Fire and family went hand-in-hand. She had already created a fundraising charred-fruit daiquiri at Royal Dinette last summer with full proceeds going to the Canadian Red Cross's Alberta Fires Appeal in honour of her sister, who had been evacuated from Fort McMurray.

For wind and positivity, she channelled a windmill-themed Ketel One Moscow Mule that represented the mentors who had encouraged her to enter the contest in the first place. "Why not?" former Canadian World Class finalist Lauren Mote said. "One cocktail could change your life." Indeed! Ms. Stewart will now spend the next year travelling the world as a global brand ambassador for Diageo Reserve. Who knows what the future will bring?

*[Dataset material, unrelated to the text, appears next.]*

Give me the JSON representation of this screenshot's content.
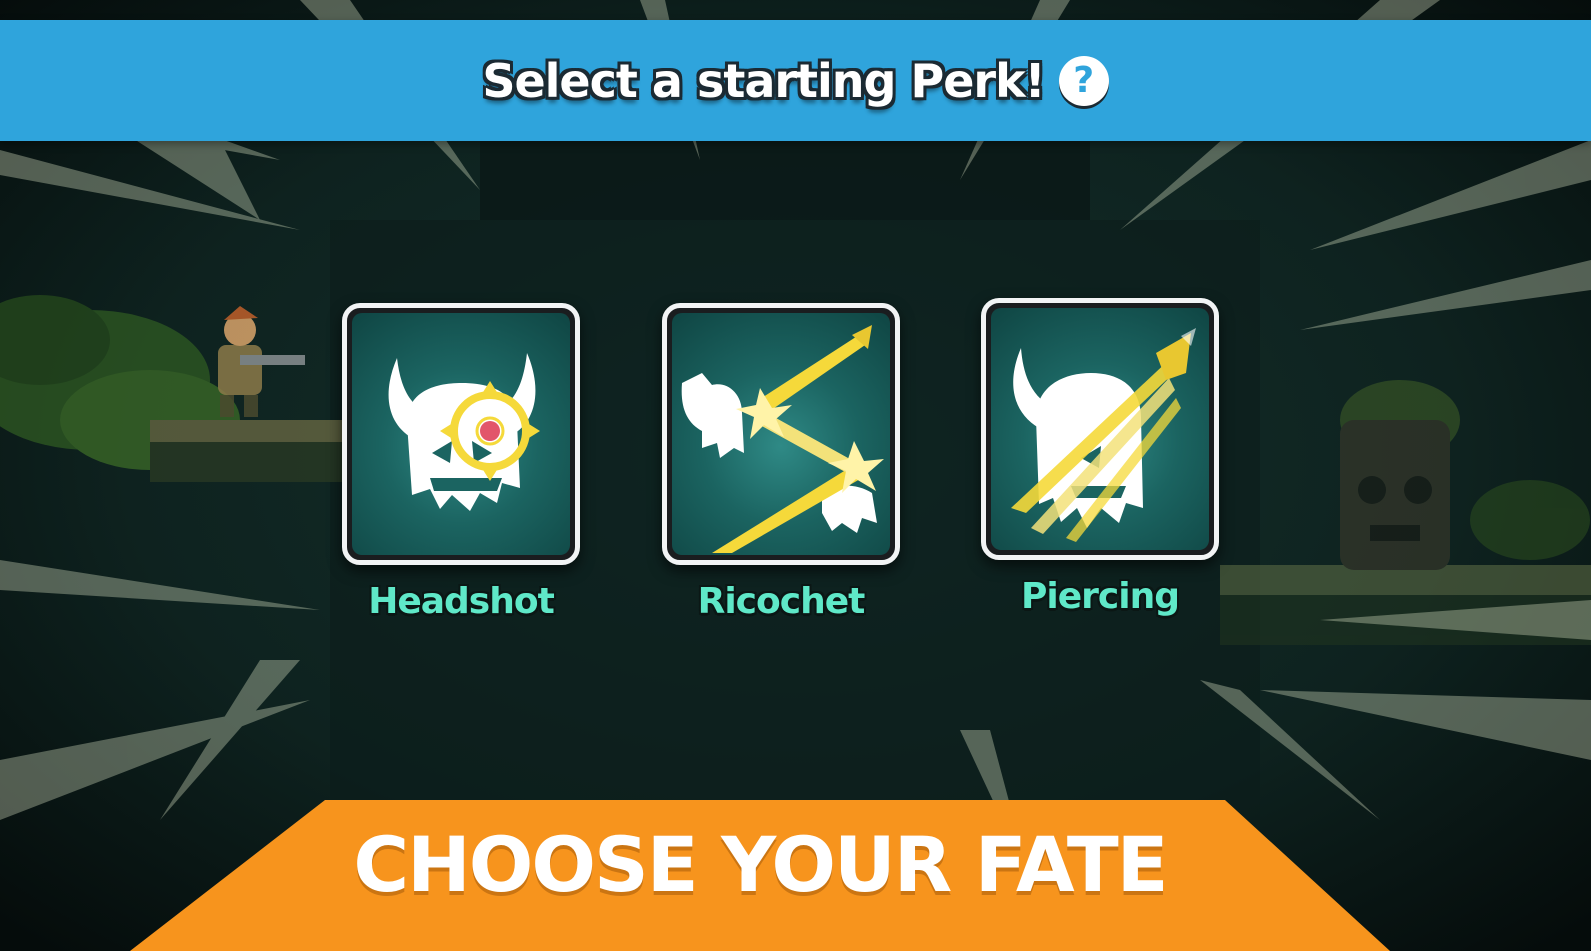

Earth and authenticity was all about groundedness, which resonated with her in many ways. She used beetroot shrubs (dirt), tequila (local), Sons of Vancouver amaretto (home) and her own house-made milk liqueur (novel) for a unique take on a cobbler, which wowed even the most distinguished judges.

The Tom Cat Collins helped Ms. Stewart earn the coveted title of the world’s best bartender.

But most of all it was her confident, humorous, down-to-earth presentation that impressed. "You don't have to wear a three-piece suit or have an encyclopedic knowledge of cocktail history to be a competition bartender," Ms. Stewart later explained, as she hunched over the bar in a striped T-shirt and huge smile.

"I'm a people's bartender. I don't care if you drink beer. The most important thing for me is that my customers have fun. From the very beginning, I said, 'I'm just going to be myself. If it works, that's fantastic. If not, I leave with my head held high knowing that I didn't have to conform to any expectation of what I should be doing.'"

From a customer's perspective, Ms. Stewart's warm, winning attitude is very welcoming wind of change in an industry that is too often dominated by hipster pretentiousness and insider geekiness.

But what about cats and water? How did she ever put those two together? As it happens, Ms. Stewart is enough of a spirits nerd to know that in the late-1700s, the quality of drinking water in London was pretty horrific. A lot of people drank alcohol instead. There was a pub in Moorfields called the Puss and Mews, where gin was dispensed from the mouth of a wooden cat after customers dispensed a coin into the levered paw.

Ms. Stewart's Tom Cat Collins is refreshing, delicious and one-of-a-kind cocktail made with Tanqueray No. Ten gin, Aperol, milk liqueur, grapefruit juice, Peychaud's bitters and soda. It may not change your life, but it sure did hers. Congratulations, Kait A Roo (as she is known to her friends). You have just put Canada on the global bartending map and now walk with lions.